Sepanjang 2025, kebijakan perumahan di Jawa Tengah berhasil menangani 274.514 unit hunian, melampaui target di berbagai pos pendanaan.
Program ini tidak hanya berorientasi pada pembangunan baru, tetapi juga peningkatan kualitas rumah tidak layak huni (RTLH), terutama bagi kelompok rentan.
Kepala Disperakim Jateng, Boedyo Dharmawan, menyebut capaian tersebut lahir dari orkestrasi lintas pendanaan: APBN, APBD provinsi dan kabupaten/kota, Baznas, CSR, serta partisipasi masyarakat.
Dari APBN, misalnya, target 7.534 unit justru terealisasi 14.454 unit melalui program BSPS, kementerian/lembaga, dan Dana Desa.

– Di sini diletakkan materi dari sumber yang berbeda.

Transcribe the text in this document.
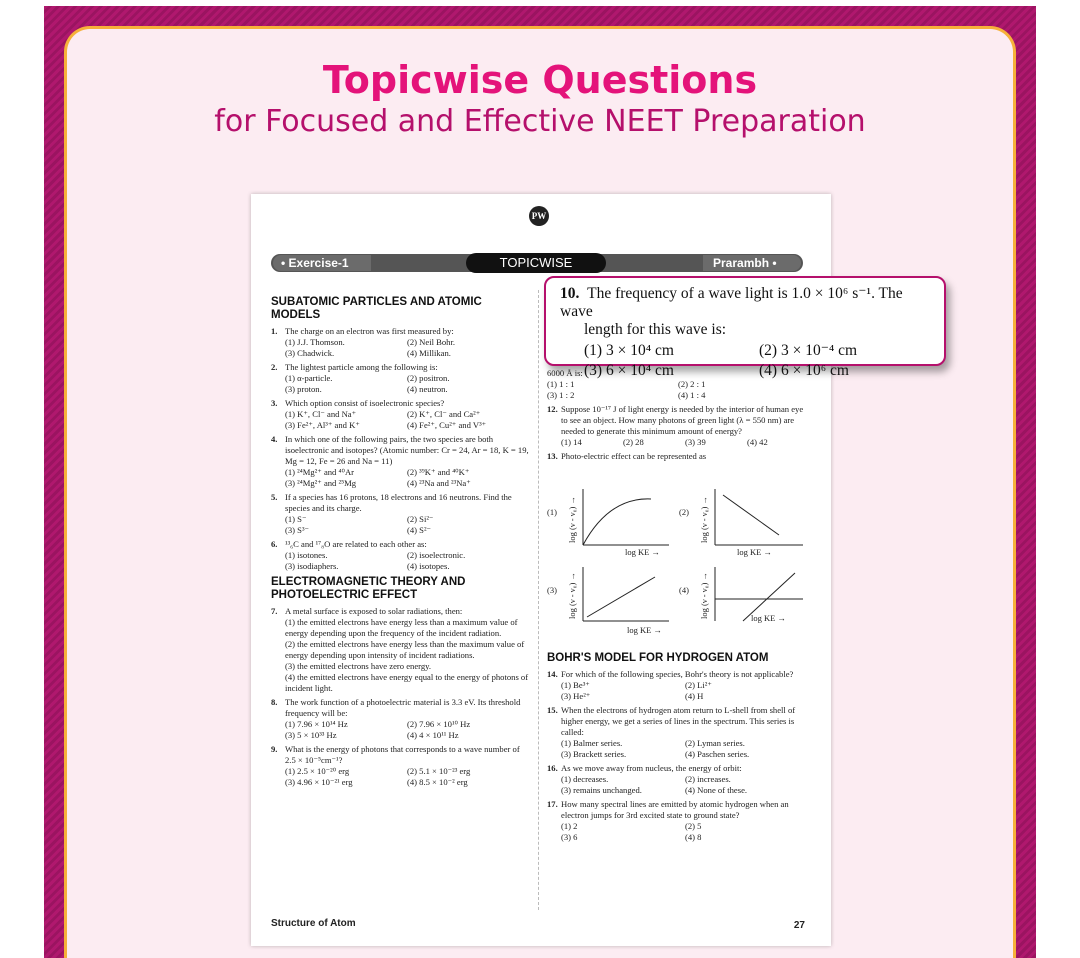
Topicwise Questions
for Focused and Effective NEET Preparation
PW
• Exercise-1	TOPICWISE	Prarambh •
SUBATOMIC PARTICLES AND ATOMIC MODELS
1. The charge on an electron was first measured by:
(1) J.J. Thomson.	(2) Neil Bohr.
(3) Chadwick.	(4) Millikan.
2. The lightest particle among the following is:
(1) α-particle.	(2) positron.
(3) proton.	(4) neutron.
3. Which option consist of isoelectronic species?
(1) K⁺, Cl⁻ and Na⁺	(2) K⁺, Cl⁻ and Ca²⁺
(3) Fe²⁺, Al³⁺ and K⁺	(4) Fe²⁺, Cu²⁺ and V³⁺
4. In which one of the following pairs, the two species are both isoelectronic and isotopes? (Atomic number: Cr = 24, Ar = 18, K = 19, Mg = 12, Fe = 26 and Na = 11)
(1) ²⁴Mg²⁺ and ⁴⁰Ar	(2) ³⁹K⁺ and ⁴⁰K⁺
(3) ²⁴Mg²⁺ and ²⁵Mg	(4) ²³Na and ²³Na⁺
5. If a species has 16 protons, 18 electrons and 16 neutrons. Find the species and its charge.
(1) S⁻	(2) Si²⁻
(3) S³⁻	(4) S²⁻
6. ¹³₆C and ¹⁷₈O are related to each other as:
(1) isotones.	(2) isoelectronic.
(3) isodiaphers.	(4) isotopes.
ELECTROMAGNETIC THEORY AND PHOTOELECTRIC EFFECT
7. A metal surface is exposed to solar radiations, then:
(1) the emitted electrons have energy less than a maximum value of energy depending upon the frequency of the incident radiation.
(2) the emitted electrons have energy less than the maximum value of energy depending upon intensity of incident radiations.
(3) the emitted electrons have zero energy.
(4) the emitted electrons have energy equal to the energy of photons of incident light.
8. The work function of a photoelectric material is 3.3 eV. Its threshold frequency will be:
(1) 7.96 × 10¹⁴ Hz	(2) 7.96 × 10¹⁰ Hz
(3) 5 × 10³³ Hz	(4) 4 × 10¹¹ Hz
9. What is the energy of photons that corresponds to a wave number of 2.5 × 10⁻⁵cm⁻¹?
(1) 2.5 × 10⁻²⁰ erg	(2) 5.1 × 10⁻²³ erg
(3) 4.96 × 10⁻²¹ erg	(4) 8.5 × 10⁻² erg
6000 Å is:
(1) 1 : 1	(2) 2 : 1
(3) 1 : 2	(4) 1 : 4
12. Suppose 10⁻¹⁷ J of light energy is needed by the interior of human eye to see an object. How many photons of green light (λ = 550 nm) are needed to generate this minimum amount of energy?
(1) 14	(2) 28	(3) 39	(4) 42
13. Photo-electric effect can be represented as
(1)	(2)
(3)	(4)
log (ν - ν₀) →	log (ν - ν₀) →
log (ν - ν₀) →	log (ν - ν₀) →
log KE →	log KE →
log KE →
log KE →
BOHR'S MODEL FOR HYDROGEN ATOM
14. For which of the following species, Bohr's theory is not applicable?
(1) Be³⁺	(2) Li²⁺
(3) He²⁺	(4) H
15. When the electrons of hydrogen atom return to L-shell from shell of higher energy, we get a series of lines in the spectrum. This series is called:
(1) Balmer series.	(2) Lyman series.
(3) Brackett series.	(4) Paschen series.
16. As we move away from nucleus, the energy of orbit:
(1) decreases.	(2) increases.
(3) remains unchanged.	(4) None of these.
17. How many spectral lines are emitted by atomic hydrogen when an electron jumps for 3rd excited state to ground state?
(1) 2	(2) 5
(3) 6	(4) 8
Structure of Atom	27
10. The frequency of a wave light is 1.0 × 10⁶ s⁻¹. The wave
length for this wave is:
(1) 3 × 10⁴ cm	(2) 3 × 10⁻⁴ cm
(3) 6 × 10⁴ cm	(4) 6 × 10⁶ cm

Kontribusi masyarakat menjadi sorotan utama, dengan partisipasi mencapai 219.524 unit.
“Fakta ini memperlihatkan bahwa kebijakan pemerintah tidak berjalan top down, melainkan memantik gotong royong warga untuk memperbaiki kualitas hidupnya sendiri dengan dukungan negara,” ujar Boedyo.
Meski capaian luar biasa, backlog perumahan di Jawa Tengah masih tersisa 1.058.454 unit. Namun, fondasi kebijakan yang terbukti efektif membuat optimisme tetap terjaga.
Gubernur Ahmad Luthfi menegaskan, program hunian layak menjadi fokus pembangunan untuk menekan kemiskinan ekstrem.
“Kami jalankan secara kolaboratif. Hasilnya, kemiskinan ekstrem turun dari 9,58 persen menjadi 9,48 persen, sementara pertumbuhan ekonomi naik dari 5,28 persen menjadi 5,37 persen, di atas rata-rata nasional,” katanya.
Kebijakan perumahan ini menunjukkan bahwa pembangunan tidak berhenti pada tembok dan atap, melainkan merajut harapan. Hunian layak dijadikan instrumen pemerataan kesejahteraan, menghadirkan negara hingga ke ruang paling privat warganya.